Cooperation between Greece and Israel, he added, represented a strategic choice for such a peace.

The medal, the highest citation that Greece has to offer, is engraved with the image of Pericles, the great Athenian leader who rebuilt the city in the aftermath of the Persian wars.

In response, Peres said he was delighted to visit the Greek Parliament which, he noted, is the cradle of democracy.

Peres voiced his appreciation of the hospitality he has received in Greece, and said he felt completely at home.

In a quip about current weather conditions there, he said: “The warmth I have felt among the people I’ve met inside rivals the heat outside.”

Even state visits have their tourist aspects, and like almost every other visitor to Athens, Peres did not miss out on the Acropolis and the New Acropolis Museum. Unlike the average tourist, however, Culture Minister Konstantinos Arvanitopoulous and Tourism Minister Olga Kefalogianni accompanied him.

As far as the main purpose of his visit, Peres held discussions with Greek dignitaries on the upgrading of cooperation between the two countries in the spheres of politics, security, culture and economics.

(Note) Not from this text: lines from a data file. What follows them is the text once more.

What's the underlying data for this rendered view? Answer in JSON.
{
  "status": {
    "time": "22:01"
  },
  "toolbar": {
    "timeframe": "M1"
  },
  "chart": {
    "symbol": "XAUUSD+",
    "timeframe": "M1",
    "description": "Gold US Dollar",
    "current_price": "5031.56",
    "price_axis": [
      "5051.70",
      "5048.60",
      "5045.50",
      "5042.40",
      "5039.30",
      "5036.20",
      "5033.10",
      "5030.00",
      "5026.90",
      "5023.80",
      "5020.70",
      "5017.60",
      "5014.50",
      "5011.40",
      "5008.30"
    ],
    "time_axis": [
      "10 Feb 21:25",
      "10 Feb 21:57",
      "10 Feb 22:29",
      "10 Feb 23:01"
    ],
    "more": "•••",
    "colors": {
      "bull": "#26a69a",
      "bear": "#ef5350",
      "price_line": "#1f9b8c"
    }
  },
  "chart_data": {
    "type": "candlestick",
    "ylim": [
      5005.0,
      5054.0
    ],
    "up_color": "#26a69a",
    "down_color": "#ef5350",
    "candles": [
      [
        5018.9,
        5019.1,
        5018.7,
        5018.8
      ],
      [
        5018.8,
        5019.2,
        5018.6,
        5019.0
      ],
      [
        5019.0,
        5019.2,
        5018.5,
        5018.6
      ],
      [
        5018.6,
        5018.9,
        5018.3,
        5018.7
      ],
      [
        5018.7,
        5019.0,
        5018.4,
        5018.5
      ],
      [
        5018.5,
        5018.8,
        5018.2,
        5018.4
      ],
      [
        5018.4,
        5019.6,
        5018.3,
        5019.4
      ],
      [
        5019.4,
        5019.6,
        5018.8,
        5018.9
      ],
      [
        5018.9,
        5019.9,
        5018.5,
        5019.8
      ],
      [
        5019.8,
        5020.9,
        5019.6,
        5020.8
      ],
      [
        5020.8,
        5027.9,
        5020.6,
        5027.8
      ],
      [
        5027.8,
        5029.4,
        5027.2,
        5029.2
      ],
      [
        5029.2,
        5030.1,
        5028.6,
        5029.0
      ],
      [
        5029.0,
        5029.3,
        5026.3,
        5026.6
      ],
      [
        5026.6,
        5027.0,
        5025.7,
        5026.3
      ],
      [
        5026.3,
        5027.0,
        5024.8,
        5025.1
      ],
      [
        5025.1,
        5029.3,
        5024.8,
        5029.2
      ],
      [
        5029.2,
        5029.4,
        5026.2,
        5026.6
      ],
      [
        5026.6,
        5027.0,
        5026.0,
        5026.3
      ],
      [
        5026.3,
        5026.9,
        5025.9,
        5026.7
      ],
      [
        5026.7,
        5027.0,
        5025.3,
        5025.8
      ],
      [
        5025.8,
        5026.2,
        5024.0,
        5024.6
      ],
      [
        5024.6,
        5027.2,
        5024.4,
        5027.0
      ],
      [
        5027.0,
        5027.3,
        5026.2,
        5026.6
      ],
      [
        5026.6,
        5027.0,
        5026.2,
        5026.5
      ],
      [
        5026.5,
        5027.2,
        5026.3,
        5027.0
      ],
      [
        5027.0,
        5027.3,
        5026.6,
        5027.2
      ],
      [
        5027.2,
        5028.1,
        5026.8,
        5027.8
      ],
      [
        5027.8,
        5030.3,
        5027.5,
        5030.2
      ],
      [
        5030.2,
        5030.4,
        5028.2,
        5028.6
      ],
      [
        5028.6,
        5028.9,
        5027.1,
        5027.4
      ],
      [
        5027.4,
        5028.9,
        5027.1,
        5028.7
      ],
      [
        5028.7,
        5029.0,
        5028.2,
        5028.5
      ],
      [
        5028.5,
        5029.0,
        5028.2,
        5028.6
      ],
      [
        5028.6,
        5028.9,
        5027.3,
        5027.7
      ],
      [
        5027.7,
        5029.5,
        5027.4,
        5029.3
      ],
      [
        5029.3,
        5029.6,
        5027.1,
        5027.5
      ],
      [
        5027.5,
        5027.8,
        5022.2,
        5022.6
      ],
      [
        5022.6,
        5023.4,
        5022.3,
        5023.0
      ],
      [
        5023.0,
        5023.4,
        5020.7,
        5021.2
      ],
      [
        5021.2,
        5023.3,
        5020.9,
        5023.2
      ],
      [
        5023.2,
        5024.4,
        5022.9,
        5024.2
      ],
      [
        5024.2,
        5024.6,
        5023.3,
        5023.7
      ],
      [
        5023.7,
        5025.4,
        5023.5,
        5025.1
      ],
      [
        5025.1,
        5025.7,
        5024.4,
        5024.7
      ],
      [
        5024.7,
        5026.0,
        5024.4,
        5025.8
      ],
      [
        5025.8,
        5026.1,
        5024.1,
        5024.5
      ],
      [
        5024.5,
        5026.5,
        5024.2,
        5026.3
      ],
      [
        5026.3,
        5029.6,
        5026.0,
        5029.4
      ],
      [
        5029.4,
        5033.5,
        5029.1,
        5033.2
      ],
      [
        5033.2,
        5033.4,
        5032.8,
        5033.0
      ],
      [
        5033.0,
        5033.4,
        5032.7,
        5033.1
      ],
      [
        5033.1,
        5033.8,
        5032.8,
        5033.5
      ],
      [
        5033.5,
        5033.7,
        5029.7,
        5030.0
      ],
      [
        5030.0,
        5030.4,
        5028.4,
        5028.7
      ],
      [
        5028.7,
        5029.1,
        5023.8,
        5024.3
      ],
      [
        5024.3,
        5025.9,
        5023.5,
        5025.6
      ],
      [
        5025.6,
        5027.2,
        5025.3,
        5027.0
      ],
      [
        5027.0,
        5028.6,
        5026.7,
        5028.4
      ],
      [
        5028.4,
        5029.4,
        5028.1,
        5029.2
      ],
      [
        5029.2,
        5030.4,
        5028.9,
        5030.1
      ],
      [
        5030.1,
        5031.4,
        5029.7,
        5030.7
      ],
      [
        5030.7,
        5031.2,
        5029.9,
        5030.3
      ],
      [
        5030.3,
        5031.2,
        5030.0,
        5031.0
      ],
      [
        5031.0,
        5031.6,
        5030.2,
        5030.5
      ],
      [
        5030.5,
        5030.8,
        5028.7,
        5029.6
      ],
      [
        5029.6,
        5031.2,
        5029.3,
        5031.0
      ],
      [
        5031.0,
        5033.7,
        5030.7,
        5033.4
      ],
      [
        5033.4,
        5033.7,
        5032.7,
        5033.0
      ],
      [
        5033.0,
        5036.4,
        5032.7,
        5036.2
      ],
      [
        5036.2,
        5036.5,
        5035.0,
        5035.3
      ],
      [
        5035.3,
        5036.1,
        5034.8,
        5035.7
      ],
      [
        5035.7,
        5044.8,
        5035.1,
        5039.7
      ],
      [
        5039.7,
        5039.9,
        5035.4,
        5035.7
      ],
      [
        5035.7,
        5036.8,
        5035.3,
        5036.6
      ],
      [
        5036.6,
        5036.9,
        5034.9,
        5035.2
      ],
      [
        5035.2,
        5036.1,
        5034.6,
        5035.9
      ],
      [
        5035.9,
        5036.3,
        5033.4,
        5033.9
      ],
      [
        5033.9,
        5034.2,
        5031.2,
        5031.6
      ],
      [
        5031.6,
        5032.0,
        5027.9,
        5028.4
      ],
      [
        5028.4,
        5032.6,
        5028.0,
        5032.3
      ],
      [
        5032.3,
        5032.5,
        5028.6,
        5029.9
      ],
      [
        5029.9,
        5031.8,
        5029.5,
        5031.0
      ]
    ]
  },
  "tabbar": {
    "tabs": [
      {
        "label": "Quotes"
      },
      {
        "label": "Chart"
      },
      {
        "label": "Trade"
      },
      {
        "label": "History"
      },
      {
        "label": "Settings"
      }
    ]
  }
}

Peres referred to Greece’s glorious past, and said he was certain that despite the present economic crisis, it was headed for a rich future providing it applied itself more to science and technology. He offered Israel’s full cooperation in every aspect of bilateral relations.

Arvanitopoulous and Kefalogianni called on Israeli tourists to help boost the Greek economy and to follow the president’s example by spending their vacations in Greece.